The Puzzle of Pain

Dr. Mary Lynch, like Dr. Webster,  understands that opioids aren’t the first line of treatment. Dr, Lynch only turns to opioids once the level of pain is intolerable, or the quality of life is compromised. In her experience, the chances of a patient developing a long-term addiction to opioids are quite low. She believes that opioids do not create the addict and that the medical use of opioids is not what leads to addiction.

“People don’t want to see the complexity of addiction. Addiction is a complex problem that requires addressing risk factors … It’s easy to fool yourself to think that stricter regulation of doctors prescribing is going to solve the problem. It’s not.”

Dr. Lynch strongly believes that legislation regulating doctors to prescribe fewer opioids will only harm those using opioids appropriately for medical reasons. Those with a legitimate medical need for opioids that are using them appropriately under the care of their physician are getting less access to them as their physicians are frightened to prescribe them. We even have physicians that won’t prescribe opioids at all because they are afraid of having their licenses taken away.

Patients that cannot gain access to effective medications that they have taken in the past are falling into depression and in some cases committing suicide. This has also pushed people to obtain illicit drugs illegally which can easily cause an overdose and in many cases death. Dr. Lynch notes that “when people are pushed to purchase drugs on the street it often results in a lot of collateral damage.”

There is a stigma surrounding the treatment of pain using opioids. This socio-political agenda denies medical evidence which makes it nearly impossible for those in chronic pain to get the treatment they need.

When asked how can we improve the current system her response was two-fold. We need a national pain strategy that will educate healthcare professionals and the general public so that we have a “fleet” of well-educated healthcare professionals. We also need more open access to tertiary pain clinics for more complex, chronic pain.
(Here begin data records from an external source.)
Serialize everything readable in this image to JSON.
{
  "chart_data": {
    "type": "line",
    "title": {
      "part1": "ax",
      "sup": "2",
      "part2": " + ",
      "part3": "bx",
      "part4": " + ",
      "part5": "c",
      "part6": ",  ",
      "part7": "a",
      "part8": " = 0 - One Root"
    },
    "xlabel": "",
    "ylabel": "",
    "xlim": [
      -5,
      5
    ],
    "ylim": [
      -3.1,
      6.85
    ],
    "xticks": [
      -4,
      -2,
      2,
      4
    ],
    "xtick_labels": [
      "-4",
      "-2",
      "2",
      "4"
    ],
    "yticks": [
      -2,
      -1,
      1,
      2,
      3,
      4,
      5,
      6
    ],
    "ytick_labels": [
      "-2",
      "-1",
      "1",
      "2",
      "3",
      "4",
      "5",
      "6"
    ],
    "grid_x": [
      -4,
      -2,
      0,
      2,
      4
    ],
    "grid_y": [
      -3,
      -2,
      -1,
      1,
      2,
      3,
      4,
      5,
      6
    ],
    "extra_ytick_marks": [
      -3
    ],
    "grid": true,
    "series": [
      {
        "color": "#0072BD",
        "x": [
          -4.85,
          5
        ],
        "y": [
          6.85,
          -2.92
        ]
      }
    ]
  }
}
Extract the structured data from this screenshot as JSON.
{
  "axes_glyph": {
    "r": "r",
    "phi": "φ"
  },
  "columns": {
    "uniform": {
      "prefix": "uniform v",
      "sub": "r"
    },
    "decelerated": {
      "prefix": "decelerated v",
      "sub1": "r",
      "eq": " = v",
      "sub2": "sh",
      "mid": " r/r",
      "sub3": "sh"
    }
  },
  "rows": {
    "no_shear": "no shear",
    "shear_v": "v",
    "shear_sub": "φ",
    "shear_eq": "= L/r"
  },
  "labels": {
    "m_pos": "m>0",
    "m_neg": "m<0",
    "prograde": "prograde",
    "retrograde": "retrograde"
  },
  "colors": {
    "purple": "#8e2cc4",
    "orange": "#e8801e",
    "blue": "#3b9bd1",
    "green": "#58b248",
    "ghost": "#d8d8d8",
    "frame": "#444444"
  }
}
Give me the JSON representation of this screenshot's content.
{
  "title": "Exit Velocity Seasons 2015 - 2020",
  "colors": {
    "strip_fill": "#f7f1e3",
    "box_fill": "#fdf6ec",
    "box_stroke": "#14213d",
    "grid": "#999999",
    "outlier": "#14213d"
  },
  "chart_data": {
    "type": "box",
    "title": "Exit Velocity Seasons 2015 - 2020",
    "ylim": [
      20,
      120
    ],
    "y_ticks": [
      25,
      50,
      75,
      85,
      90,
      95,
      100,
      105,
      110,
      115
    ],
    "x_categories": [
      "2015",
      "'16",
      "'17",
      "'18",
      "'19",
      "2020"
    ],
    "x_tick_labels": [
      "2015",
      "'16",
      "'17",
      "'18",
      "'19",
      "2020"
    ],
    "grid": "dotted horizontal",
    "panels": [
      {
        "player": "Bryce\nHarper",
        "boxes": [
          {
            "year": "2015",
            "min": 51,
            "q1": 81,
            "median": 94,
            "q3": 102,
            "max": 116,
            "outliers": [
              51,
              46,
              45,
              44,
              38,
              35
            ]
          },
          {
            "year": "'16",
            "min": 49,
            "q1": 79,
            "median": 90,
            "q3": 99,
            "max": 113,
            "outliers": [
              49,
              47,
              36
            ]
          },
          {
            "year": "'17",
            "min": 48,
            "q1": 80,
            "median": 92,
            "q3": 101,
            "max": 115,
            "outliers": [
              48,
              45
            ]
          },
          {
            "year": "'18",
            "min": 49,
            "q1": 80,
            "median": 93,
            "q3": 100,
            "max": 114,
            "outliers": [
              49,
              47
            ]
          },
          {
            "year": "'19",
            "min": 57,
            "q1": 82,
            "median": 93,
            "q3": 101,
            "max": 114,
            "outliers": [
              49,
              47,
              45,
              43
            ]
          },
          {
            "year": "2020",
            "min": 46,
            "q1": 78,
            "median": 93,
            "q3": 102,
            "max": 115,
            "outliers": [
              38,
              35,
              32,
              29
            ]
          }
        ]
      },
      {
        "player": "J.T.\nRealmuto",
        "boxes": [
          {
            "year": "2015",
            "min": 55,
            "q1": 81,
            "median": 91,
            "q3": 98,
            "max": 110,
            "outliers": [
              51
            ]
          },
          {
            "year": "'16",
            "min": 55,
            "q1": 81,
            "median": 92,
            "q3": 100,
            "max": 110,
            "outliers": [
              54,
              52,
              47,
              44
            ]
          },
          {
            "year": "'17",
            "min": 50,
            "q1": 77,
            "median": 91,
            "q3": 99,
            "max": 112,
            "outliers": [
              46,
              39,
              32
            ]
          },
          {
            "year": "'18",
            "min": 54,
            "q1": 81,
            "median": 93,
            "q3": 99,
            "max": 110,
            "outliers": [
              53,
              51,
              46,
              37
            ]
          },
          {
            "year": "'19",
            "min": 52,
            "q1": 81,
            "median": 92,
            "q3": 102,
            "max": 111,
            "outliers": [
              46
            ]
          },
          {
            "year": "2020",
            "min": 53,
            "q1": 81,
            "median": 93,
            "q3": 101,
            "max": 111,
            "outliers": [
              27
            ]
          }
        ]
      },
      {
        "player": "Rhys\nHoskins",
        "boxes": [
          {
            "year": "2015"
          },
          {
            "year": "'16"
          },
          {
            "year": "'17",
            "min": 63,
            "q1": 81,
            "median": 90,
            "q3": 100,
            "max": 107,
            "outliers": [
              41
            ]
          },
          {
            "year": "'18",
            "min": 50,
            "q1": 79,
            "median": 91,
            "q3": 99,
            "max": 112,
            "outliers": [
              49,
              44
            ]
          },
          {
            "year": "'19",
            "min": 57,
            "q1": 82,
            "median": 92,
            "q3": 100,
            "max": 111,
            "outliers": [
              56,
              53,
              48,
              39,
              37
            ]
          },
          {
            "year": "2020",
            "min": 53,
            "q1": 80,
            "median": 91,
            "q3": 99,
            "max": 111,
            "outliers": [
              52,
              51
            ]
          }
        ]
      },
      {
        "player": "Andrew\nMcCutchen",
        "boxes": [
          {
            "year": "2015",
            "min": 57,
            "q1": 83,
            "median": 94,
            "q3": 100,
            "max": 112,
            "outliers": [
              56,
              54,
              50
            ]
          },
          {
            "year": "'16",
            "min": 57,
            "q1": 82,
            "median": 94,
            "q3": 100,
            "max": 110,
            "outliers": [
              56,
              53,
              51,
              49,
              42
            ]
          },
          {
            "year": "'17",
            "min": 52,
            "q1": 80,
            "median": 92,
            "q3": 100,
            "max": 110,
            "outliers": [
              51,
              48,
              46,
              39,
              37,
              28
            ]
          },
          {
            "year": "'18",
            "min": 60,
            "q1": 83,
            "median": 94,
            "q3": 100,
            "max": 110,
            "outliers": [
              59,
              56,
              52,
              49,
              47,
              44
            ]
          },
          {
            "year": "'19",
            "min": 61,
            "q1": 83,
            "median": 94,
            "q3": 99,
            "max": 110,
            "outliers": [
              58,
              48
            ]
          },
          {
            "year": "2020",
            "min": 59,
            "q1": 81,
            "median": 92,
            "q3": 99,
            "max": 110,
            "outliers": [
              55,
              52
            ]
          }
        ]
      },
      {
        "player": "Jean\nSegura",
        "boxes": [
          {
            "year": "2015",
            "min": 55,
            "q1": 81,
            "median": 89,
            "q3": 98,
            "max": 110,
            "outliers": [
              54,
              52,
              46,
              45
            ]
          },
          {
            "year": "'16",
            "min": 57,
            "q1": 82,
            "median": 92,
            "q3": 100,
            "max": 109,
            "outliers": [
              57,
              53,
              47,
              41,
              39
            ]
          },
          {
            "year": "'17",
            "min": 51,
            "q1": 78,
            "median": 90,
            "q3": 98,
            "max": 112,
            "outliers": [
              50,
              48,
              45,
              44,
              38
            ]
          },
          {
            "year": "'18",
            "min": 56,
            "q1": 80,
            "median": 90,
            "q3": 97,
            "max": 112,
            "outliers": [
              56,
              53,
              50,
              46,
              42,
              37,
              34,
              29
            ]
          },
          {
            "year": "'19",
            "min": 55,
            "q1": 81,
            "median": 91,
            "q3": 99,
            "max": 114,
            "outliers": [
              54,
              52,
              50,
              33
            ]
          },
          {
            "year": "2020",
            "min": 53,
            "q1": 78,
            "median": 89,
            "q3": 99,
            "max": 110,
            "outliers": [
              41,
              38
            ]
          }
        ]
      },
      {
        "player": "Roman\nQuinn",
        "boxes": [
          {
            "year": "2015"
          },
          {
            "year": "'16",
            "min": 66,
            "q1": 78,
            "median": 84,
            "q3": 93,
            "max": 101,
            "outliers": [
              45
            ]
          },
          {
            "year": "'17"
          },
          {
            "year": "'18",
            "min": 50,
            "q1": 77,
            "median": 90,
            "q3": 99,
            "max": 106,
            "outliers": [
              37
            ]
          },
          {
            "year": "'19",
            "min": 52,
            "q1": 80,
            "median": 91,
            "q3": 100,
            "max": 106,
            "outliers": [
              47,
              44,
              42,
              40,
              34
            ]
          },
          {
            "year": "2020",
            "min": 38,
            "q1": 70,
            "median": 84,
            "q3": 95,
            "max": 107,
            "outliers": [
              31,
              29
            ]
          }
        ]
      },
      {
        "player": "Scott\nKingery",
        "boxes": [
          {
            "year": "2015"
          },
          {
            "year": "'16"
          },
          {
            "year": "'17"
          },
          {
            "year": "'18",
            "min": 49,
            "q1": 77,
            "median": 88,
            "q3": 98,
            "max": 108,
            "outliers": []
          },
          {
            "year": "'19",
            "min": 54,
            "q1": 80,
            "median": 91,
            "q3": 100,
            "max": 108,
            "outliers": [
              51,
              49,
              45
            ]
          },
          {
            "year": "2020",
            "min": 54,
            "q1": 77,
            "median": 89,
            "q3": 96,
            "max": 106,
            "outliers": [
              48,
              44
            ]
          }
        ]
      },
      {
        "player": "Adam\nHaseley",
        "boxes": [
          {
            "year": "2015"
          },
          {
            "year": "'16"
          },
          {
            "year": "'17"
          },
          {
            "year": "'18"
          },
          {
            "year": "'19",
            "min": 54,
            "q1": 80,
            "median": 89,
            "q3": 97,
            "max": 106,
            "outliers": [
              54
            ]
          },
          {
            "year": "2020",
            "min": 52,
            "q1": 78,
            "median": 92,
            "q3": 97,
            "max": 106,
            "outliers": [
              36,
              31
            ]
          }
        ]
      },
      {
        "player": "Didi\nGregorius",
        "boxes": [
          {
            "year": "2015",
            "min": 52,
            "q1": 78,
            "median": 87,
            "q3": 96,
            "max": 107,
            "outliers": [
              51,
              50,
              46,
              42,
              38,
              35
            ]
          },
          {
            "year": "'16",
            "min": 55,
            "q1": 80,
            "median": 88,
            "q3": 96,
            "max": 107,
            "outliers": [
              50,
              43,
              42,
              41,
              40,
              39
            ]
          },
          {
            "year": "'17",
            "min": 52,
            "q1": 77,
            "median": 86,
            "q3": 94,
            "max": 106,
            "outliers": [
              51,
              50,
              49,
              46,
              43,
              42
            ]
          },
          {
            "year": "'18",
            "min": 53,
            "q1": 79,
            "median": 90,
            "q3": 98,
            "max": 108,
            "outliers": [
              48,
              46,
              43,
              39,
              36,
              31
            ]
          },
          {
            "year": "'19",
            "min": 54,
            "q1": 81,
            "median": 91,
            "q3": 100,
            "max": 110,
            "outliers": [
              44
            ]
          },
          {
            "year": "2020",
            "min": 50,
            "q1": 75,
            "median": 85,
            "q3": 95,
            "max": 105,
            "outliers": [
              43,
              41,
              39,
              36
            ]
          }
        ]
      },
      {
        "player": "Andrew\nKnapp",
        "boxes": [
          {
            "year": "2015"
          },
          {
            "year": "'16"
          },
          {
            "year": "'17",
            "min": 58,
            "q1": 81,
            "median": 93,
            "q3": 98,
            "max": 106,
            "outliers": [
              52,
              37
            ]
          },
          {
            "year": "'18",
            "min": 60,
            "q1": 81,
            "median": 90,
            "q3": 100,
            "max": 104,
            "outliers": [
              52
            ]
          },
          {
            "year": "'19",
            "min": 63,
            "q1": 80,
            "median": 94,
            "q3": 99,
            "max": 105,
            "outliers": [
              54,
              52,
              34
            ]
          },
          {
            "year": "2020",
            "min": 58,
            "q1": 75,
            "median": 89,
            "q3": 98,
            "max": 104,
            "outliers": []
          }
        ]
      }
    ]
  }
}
  1. Cindy Adams on July 13, 2017 at 12:40 am

    I live in Pittburgh PA. I’m a 48 yo F RN who is currently unable to work in any capcity due to the severe chronic pain I live in. I am told I need a shoulder replacement. I have a pinched nerve in my neck that affects both shoulders and arms down to my fingers. I had to cancel the shoulder surgery due to the fact I’m a single mother who can’t afford to be off for God knows how long with out an income. I also ended up losing my insurance and am currently without coverage. This last year I have developed arthritis severely in both knees and shoulders. The pain is so severe at times I’m unable to walk for days. My shoulder freezes and I cannot even put into words the intense pain I feel , the only way im able to describe the severity to anyone is this” Im NOT suicidal, I never would do something like that however the pain is so severe when my shoulder freezes all I can do is pray and beg God to take me” I truly want to die!!! It’s unbearable. I can’t sleep ,eat, lay down, go out of my home, I can’t get myself dressed.
    Over this last year I have not even asked for narcotics. I was able to mange it with Motrin heat meditation ice etc…The last 5 mths it has taken a turn for the worst pain I never could have imagined possible to have. Before losing my ins. The surgeon refused to give me pain meds. His rationale is with the new CDC guidelines I only give post o.o pts narcotics for a few days.
    So what he’s basically telling me is suffer, I could help you but I will instead sit back do nothing and just watch your life crumble to nothing. My 16 yo son gets very depressed seeing the decline with his mom. He at one point after 5 days w my shoulder frozen in April forced me into the car and said mom you can’t go on like this and drove me to the local ED. He was witness to the DR treat me as if I was lying about my pain or i was dru seeking as she offered me a Motrin after sitting there for 4 hrs. She also had access to all of my CTs MRIs etc..proving that my medical problems are real. My son who doesnt have a disrespectgul bone in his body got so angry and upset and told het what a horrible person he thought she was and respectfully how she has no business being a DR if she thinks people should be made to suffer in this day and age
    I may sound like I am rambling I have so much more to say but it all seems so pointless. It’s as if my life is over at 48. I can’t even enjoy my 2 and 3 yo grandkids due to my physical pain. It’s completely robbed me of any normalcy in my life.
    Lastly I can remember I was always taught how important it is that I as a nurse recognize a pts pain as their own. It is what they say it is and we as medical professionals are to treat accordingly and help the pt. It’s sad to say it’s no longer a priority in medicine to take care of a patients pain and by ignoring or minimizing that and leaving them untreated or undertreated we are causing mental and emotional harm to them in the process.